O que torna o trabalho de Caguiat tão cativante é o facto de conseguir criar obras que parecem ao mesmo tempo arcaicas e futuristas. Como tapeçarias ocultas ou frescos de um futuro em ruínas, as suas pinturas estão carregadas de significado, mas resistem à atração da narrativa, incitando uma imediaticidade da experiência sensorial que é estranha à linguagem.

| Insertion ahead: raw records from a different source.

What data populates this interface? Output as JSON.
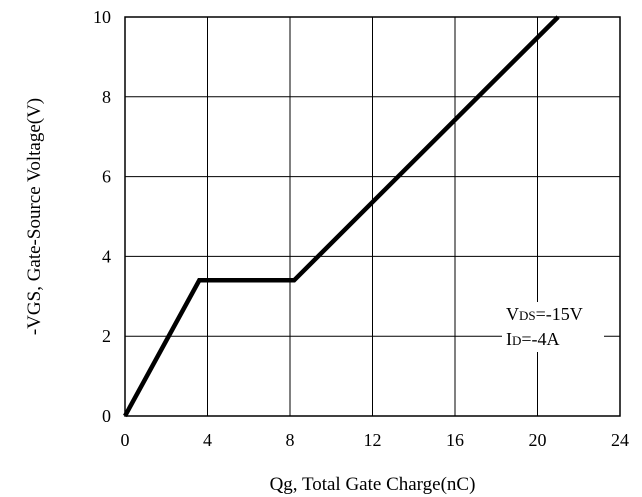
{
  "chart_data": {
    "type": "line",
    "xlabel": "Qg, Total Gate Charge(nC)",
    "ylabel": "-VGS, Gate-Source Voltage(V)",
    "xlim": [
      0,
      24
    ],
    "ylim": [
      0,
      10
    ],
    "xticks": [
      0,
      4,
      8,
      12,
      16,
      20,
      24
    ],
    "yticks": [
      0,
      2,
      4,
      6,
      8,
      10
    ],
    "grid": true,
    "series": [
      {
        "x": [
          0,
          3.6,
          8.2,
          21.0
        ],
        "y": [
          0,
          3.4,
          3.4,
          10.0
        ]
      }
    ],
    "annotations": [
      {
        "main": "V",
        "sub": "DS",
        "rest": "=-15V"
      },
      {
        "main": "I",
        "sub": "D",
        "rest": "=-4A"
      }
    ]
  },
  "colors": {
    "line": "#000000",
    "grid": "#000000",
    "background": "#ffffff"
  }
}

Creio que estamos a assistir ao surgimento de um artista cuja importância só aumentará nos próximos anos. Caguiat conseguiu criar um universo visual singular que transcende categorias fáceis e etiquetas redutoras. A sua obra convida-nos a abrandar, a contemplar, a perdermo-nos em mundos que existem na fronteira do visível e do invisível, do conhecido e do desconhecido.

Numa época em que tantos artistas procuram desesperadamente atrair a atenção através de gesticulações espectaculares ou declarações provocatórias, Caguiat escolhe o caminho da contemplação e da profundidade. E é precisamente isso que precisamos hoje: uma arte que não se contente em refletir o nosso mundo fracturado, mas que nos ofereça novas formas de o perceber e habitar. Se ainda não descobriu o seu trabalho, corra para ver. Não se irá arrepender.


  1. Folheto da exposição: “Justin Caguiat Triple Solitaire”, 17 de setembro a 8 de dezembro de 2024, Ezra and Cecile Zilkha Gallery, Centro das Artes, Wesleyan University.
  2. Citação de Charline von Heyl na exposição “Triple Solitaire”, Wesleyan University, 2024.
  3. Molly Zuckerman-Hartung, “As 95 Teses sobre a Pintura”, em Molly Zuckerman-Hartung e Tyler Blackwell, eds. Molly Zuckerman-Hartung: COMIC RELIEF. Inventory Press e Blaffer Art Museum na Universidade de Houston, 2021.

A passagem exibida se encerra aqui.